It took less than a minute to reply, "Of course!"
At that time I had a list of books I'd already been assigned to read and review, along with deadlines for several writing projects, but Ellen's request was a no-brainer.
Full disclosure: I've known Ellen for about 15 years, and for as long as I've known her she has been an inspiration to me and other writers. She is kind and generous and wise, as well as a talented writer and storyteller and a respected authority on the Ozarks.
True to my word, on this last day of May, I am reviewing Ellen's delightful memoir.
Footprints in the Ozarks is a collection of short essays that capture the essence of the Ozarks, its people, its traditions, and its impact on American culture. Ellen's Ozarks story opens in December, 1944, with a story about her future husband Lane Massey.
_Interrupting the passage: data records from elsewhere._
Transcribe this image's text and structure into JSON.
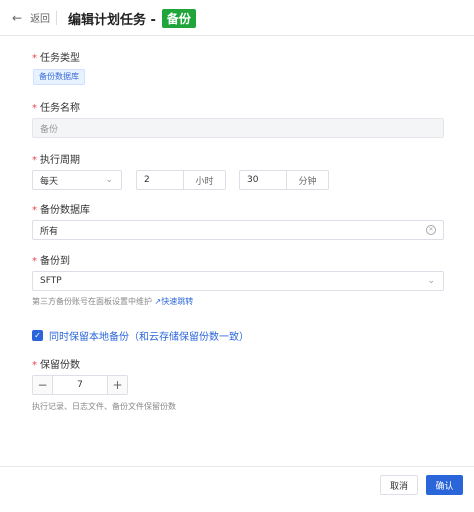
{
  "header": {
    "back_label": "返回",
    "title": "编辑计划任务 -",
    "title_tag": "备份"
  },
  "form": {
    "task_type": {
      "label": "任务类型",
      "value": "备份数据库"
    },
    "task_name": {
      "label": "任务名称",
      "placeholder": "备份"
    },
    "period": {
      "label": "执行周期",
      "frequency": "每天",
      "hours": "2",
      "hours_unit": "小时",
      "minutes": "30",
      "minutes_unit": "分钟"
    },
    "database": {
      "label": "备份数据库",
      "value": "所有"
    },
    "destination": {
      "label": "备份到",
      "value": "SFTP",
      "hint": "第三方备份账号在面板设置中维护",
      "hint_link": "快速跳转"
    },
    "keep_local": {
      "label": "同时保留本地备份（和云存储保留份数一致）",
      "checked": true
    },
    "retain": {
      "label": "保留份数",
      "value": "7",
      "hint": "执行记录、日志文件、备份文件保留份数"
    }
  },
  "footer": {
    "cancel_label": "取消",
    "confirm_label": "确认"
  },
  "colors": {
    "accent": "#2a66d9",
    "tag_green": "#20a53a",
    "required": "#e5484d"
  }
}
Dedicated to the memory of Lane, Footprints in the Ozarks is a personal glimpse into Ellen's years as a wife, mother, teacher, writer, and Home Agent for the Missouri Farm Bureau.
The memoir is divided in three parts: Home Agent in Lebanon, The Farm, and Back in Lebanon. The book's primary setting is Laclede County, Missouri, around the town of Lebanon, Missouri, located along historic Route 66, now Interstate 44.
As you read about Ellen's life, you'll learn about Ozarkians, Ozarks customs and sayings, and a rural lifestyle in bygone days --- a time of Shivarees, homemade rag rugs, pie suppers, and one-room schoolhouses. The photos enhance the memoir and give an intimate portrait of Ellen and her family.
While Ellen Gray Massey's footprints mark her life's work, her memoir Footprints in the Ozarks will leave an indelible impression on readers who want to learn about the people and the place --- the mysterious, magnificient, Missouri Ozarks.